Women waiting for gastric band surgery discussed the cost to the taxpayer of the procedure, but were genned up on the savings in the long term of, for example, preventing diabetes. One of them had her procedure on camera – or she would have, if not for a devastating moment where the surgeon found what appeared to be a large tumour in her pelvis. Now she had a different set of needs which, the surgeon unabashedly explained, would seamlessly be taken on by the NHS. He’d previously trashed the idea that obese people don’t deserve to receive care in the first place.
A consultant at a children’s hospital described how she’d spent 25 years in her job trying not to be emotionally devastated by her patients’ plight. She mentioned “the number of times you miss your child’s first nativity play or parents’ evening or sports day or that dinner date you’ve had in the diary for ages… these other events are competing with a sick child.

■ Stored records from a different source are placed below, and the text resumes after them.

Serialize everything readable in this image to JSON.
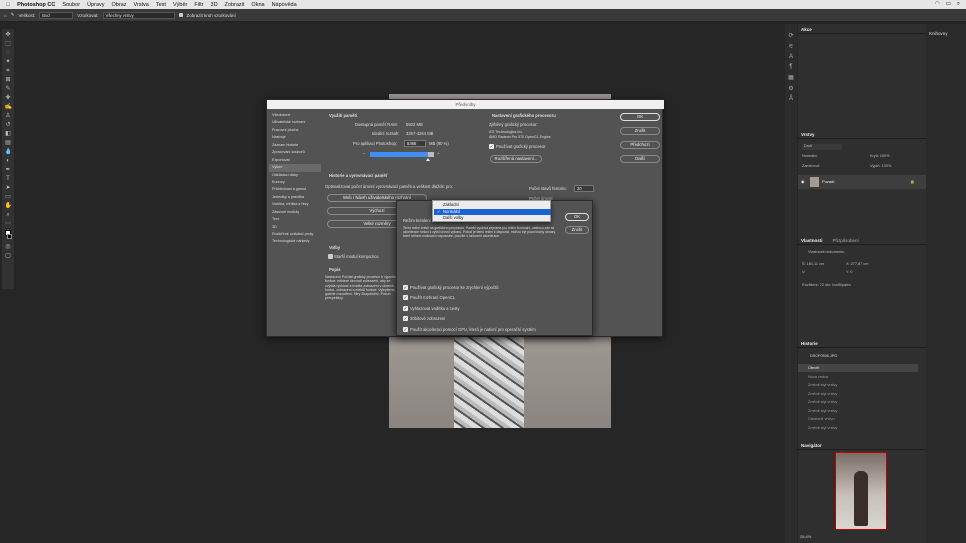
{
  "menubar": {
    "app": "Photoshop CC",
    "items": [
      "Soubor",
      "Úpravy",
      "Obraz",
      "Vrstva",
      "Text",
      "Výběr",
      "Filtr",
      "3D",
      "Zobrazit",
      "Okna",
      "Nápověda"
    ]
  },
  "options_bar": {
    "size_label": "Velikost:",
    "size_value": "Bod",
    "sample_label": "Vzorkovat:",
    "sample_value": "Všechny vrstvy",
    "ring_label": "Zobrazit kruh vzorkování"
  },
  "panels": {
    "akce": "Akce",
    "vrstvy": "Vrstvy",
    "layer_search": "Druh",
    "blend": "Normální",
    "opacity": "Krytí: 100%",
    "lock": "Zamknout:",
    "fill": "Výplň: 100%",
    "layer_name": "Pozadí",
    "vlastnosti": "Vlastnosti",
    "prizpusobeni": "Přizpůsobení",
    "doc_props": "Vlastnosti dokumentu",
    "w_label": "Š: 181,11 cm",
    "x_label": "X: 277,87 cm",
    "h_label": "V:",
    "y_label": "Y: 0",
    "resolution": "Rozlišení: 72 obr. bodů/palec",
    "historie": "Historie",
    "history_file": "DSCF0536.JPG",
    "history_items": [
      "Otevřít",
      "Nová vrstva",
      "Změnit styl vrstvy",
      "Změnit styl vrstvy",
      "Změnit styl vrstvy",
      "Změnit styl vrstvy",
      "Odstranit vrstvu",
      "Změnit styl vrstvy"
    ],
    "navigator": "Navigátor",
    "zoom": "28,4%",
    "knihovny": "Knihovny"
  },
  "prefs": {
    "title": "Předvolby",
    "categories": [
      "Všeobecné",
      "Uživatelské rozhraní",
      "Pracovní plocha",
      "Nástroje",
      "Záznam historie",
      "Zpracování souborů",
      "Exportovat",
      "Výkon",
      "Odkládací disky",
      "Kurzory",
      "Průhlednost a gamut",
      "Jednotky a pravítka",
      "Vodítka, mřížka a řezy",
      "Zásuvné moduly",
      "Text",
      "3D",
      "Rozšířené ovládací prvky",
      "Technologické náhledy"
    ],
    "active_category": 7,
    "mem_title": "Využití paměti",
    "mem_avail_label": "Dostupná paměť RAM:",
    "mem_avail_value": "5923 MB",
    "mem_ideal_label": "Ideální rozsah:",
    "mem_ideal_value": "3257-4264 MB",
    "mem_ps_label": "Pro aplikaci Photoshop:",
    "mem_ps_value": "5368",
    "mem_ps_pct": "MB (90 %)",
    "mem_slider_fraction": 0.9,
    "gpu_title": "Nastavení grafického procesoru",
    "gpu_detected": "Zjištěný grafický procesor:",
    "gpu_vendor": "ATI Technologies Inc.",
    "gpu_model": "AMD Radeon Pro 570 OpenGL Engine",
    "gpu_use": "Používat grafický procesor",
    "gpu_adv": "Rozšířená nastavení...",
    "hist_title": "Historie a vyrovnávací paměť",
    "hist_opt": "Optimalizovat počet úrovní vyrovnávací paměti a velikost dlaždic pro:",
    "hist_btn1": "Web / Návrh uživatelského rozhraní",
    "hist_btn2": "Výchozí",
    "hist_btn3": "Velké rozměry",
    "hist_states_label": "Počet stavů historie:",
    "hist_states_value": "20",
    "hist_cache_label": "Počet úrovní",
    "options_title": "Volby",
    "legacy": "Starší modul kompozice",
    "desc_title": "Popis",
    "desc": "Nastavení Počítat grafický procesor k výpočtu funkce: některé činnosti zobrazení, aby se zvýšila rychlost a kvalita zobrazení v oknech funkcí, zobrazení a efektů funkce: Vylepšené, galerie rozostření, filtry Zkapalnění, Posun perspektivy,",
    "ok": "OK",
    "cancel": "Zrušit",
    "prev": "Předchozí",
    "next": "Další"
  },
  "sub": {
    "mode_label": "Režim kreslení",
    "options": [
      "Základní",
      "Normální",
      "Další volby"
    ],
    "highlighted": 1,
    "checked": 1,
    "desc": "Tento režim kreslí na grafickém procesoru. Paměť využívá zejména pro režim Normální, zatímco zde se akcelerace funkcí s vyšší úrovní výkonu. Pokud je tento režim k dispozici, mohou být pozorovány obrazy, které během malování rozpoznáte, použité s funkcemi akcelerace.",
    "ok": "OK",
    "cancel": "Zrušit",
    "checks": [
      "Používat grafický procesor ke zrychlení výpočtů",
      "Použít rozhraní OpenCL",
      "Vyhlazovat vodítka a cesty",
      "30bitové zobrazení",
      "Použít akceleraci pomocí GPU, která je nativní pro operační systém"
    ]
  }
}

You will never win. You will always stay with a sick child before you would go home.” That profit-driven private healthcare companies tend not to display this sort of selfless dedication didn’t even need to be said.
The problem with all this was that a programme along these lines would have been jolly effective just over a year ago, when the bill was being debated, and when campaigners felt strongly that the BBC was failing adequately to report their concerns. Now, a celebration of the NHS as an awesome expression of collective compassion felt less like a protest and more like an elegy.